Secondly, I would advise is to make sure that you keep a dialogue up with the planners once the application is live, as some officers and councils, will allow you to make tweaks to the design once it’s live, so that you can get approval. For instance, if you applied for a 4m extension, your officer might tell you that he will accept 3m but will reject 4m, so you can have the opportunity to pull the depth back to 3m to achieve approval.
How did you approach the subject of glazing/natural light when you had to be so careful with the designs?
Although there are lots of important factors to take into account for planning, the Planners themselves are generally very in favour of creating high quality, bright spaces as these will improve the quality of the housing in their area. Whatever your style, modern or traditional, the council will generally be in favour if what you are doing is going to be of good quality. So even though it was a traditional building in a conservation area, we weren’t too worried about a modern design.

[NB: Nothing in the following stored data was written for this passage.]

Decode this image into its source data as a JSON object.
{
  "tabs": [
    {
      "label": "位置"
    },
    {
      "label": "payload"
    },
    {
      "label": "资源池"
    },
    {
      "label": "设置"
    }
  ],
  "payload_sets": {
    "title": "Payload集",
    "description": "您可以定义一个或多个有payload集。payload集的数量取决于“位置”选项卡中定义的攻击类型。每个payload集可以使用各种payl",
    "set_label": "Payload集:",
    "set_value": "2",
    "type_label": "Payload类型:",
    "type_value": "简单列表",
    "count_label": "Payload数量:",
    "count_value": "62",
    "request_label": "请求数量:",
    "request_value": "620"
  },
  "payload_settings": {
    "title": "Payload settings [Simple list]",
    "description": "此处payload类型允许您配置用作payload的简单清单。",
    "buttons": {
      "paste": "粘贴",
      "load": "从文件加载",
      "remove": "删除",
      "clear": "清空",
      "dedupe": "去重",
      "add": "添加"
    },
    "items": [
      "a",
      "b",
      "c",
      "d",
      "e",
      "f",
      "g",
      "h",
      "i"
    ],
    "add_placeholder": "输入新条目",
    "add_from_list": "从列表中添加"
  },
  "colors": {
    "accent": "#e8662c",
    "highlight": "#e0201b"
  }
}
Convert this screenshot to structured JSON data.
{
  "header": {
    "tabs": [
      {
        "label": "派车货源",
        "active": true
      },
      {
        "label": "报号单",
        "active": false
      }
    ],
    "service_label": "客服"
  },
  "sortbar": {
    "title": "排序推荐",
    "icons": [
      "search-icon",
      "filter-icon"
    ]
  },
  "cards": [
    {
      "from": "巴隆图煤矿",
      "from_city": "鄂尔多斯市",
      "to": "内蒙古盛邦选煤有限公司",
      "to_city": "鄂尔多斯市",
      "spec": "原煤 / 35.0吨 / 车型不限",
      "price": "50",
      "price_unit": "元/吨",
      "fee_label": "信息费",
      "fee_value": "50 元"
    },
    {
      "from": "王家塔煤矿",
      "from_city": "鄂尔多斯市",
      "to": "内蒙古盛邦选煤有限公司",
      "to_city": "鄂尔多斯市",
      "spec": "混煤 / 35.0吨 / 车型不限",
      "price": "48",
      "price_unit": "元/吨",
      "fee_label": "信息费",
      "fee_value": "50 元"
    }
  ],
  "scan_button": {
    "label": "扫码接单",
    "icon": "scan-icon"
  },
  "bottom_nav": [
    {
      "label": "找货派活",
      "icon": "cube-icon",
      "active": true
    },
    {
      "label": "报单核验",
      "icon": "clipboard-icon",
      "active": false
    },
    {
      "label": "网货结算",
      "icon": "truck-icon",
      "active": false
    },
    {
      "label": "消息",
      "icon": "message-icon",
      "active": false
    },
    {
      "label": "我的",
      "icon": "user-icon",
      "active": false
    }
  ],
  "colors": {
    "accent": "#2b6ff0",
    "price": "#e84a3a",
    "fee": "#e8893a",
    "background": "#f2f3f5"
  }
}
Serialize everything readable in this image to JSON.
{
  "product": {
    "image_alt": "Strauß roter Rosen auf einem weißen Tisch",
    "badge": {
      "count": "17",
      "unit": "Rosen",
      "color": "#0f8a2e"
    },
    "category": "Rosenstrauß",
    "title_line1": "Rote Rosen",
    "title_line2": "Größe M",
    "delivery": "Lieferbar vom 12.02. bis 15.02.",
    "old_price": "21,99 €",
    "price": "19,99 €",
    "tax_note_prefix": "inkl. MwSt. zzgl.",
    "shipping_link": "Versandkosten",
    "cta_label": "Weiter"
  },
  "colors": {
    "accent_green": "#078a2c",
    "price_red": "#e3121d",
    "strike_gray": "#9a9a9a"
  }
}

Our strategy was twofold, firstly open the back up to the garden to connect with the amazing green space the clients had at the back, and secondly get as much natural light into the darker central parts of the house as we could.
In order to get natural light deep into the building, we introduced roof lights along the pitched section of roof at the boundary to flood this space with light from above, we used electrically openable lights to allow the space to be really well ventilated to get a through breeze in the space, so it felt fresh and you could get the wonderful clean county air into the property.
What about the connection to the garden?
The clients have an amazing garden and they love to host so they needed their space to really connect with the outdoors. With the vertical glazing, we then wanted to do something really bold that would open out onto the client’s lovely garden and bring in all of that greenery, but also to create a comfortable enclosed space that felt like a courtyard area so you have a really protected space for outside dining and entertaining.
We opened the property out with corner glazing that folded away into pockets in the wall, so that when it was all open, it felt like the structure was completely floating. We kept a completely flush threshold so that the transition from inside to outside was seamless for when everything was open.
We then added additional openings to open out onto the courtyard to create a really flexible space, that allowed for easy movement in and around the kitchen area and the courtyard.
Thanks, Nick. So what do the clients think about it? Have they been enjoying the new place?
They have, they sent us a really nice message once the works were complete, that told just how much it had improved their lives! They hadn’t expected the difference to be so drastic, but every day they came down stairs and back into this lovely space it made them smile to see it, it’s nice to know that you can have such an effect on people’s day to day lives like that.
That's great! So before you sign off, would you have any advice for people starting out about avoiding a rejection?
I think the key is try and do it right the first time if you can, get the right people on board, especially when you live in areas that are going to be more difficult like a conservation area or an area of natural beauty. By getting a quality professional on board from the outset you could end up saving a lot of time and money, not to mention stress.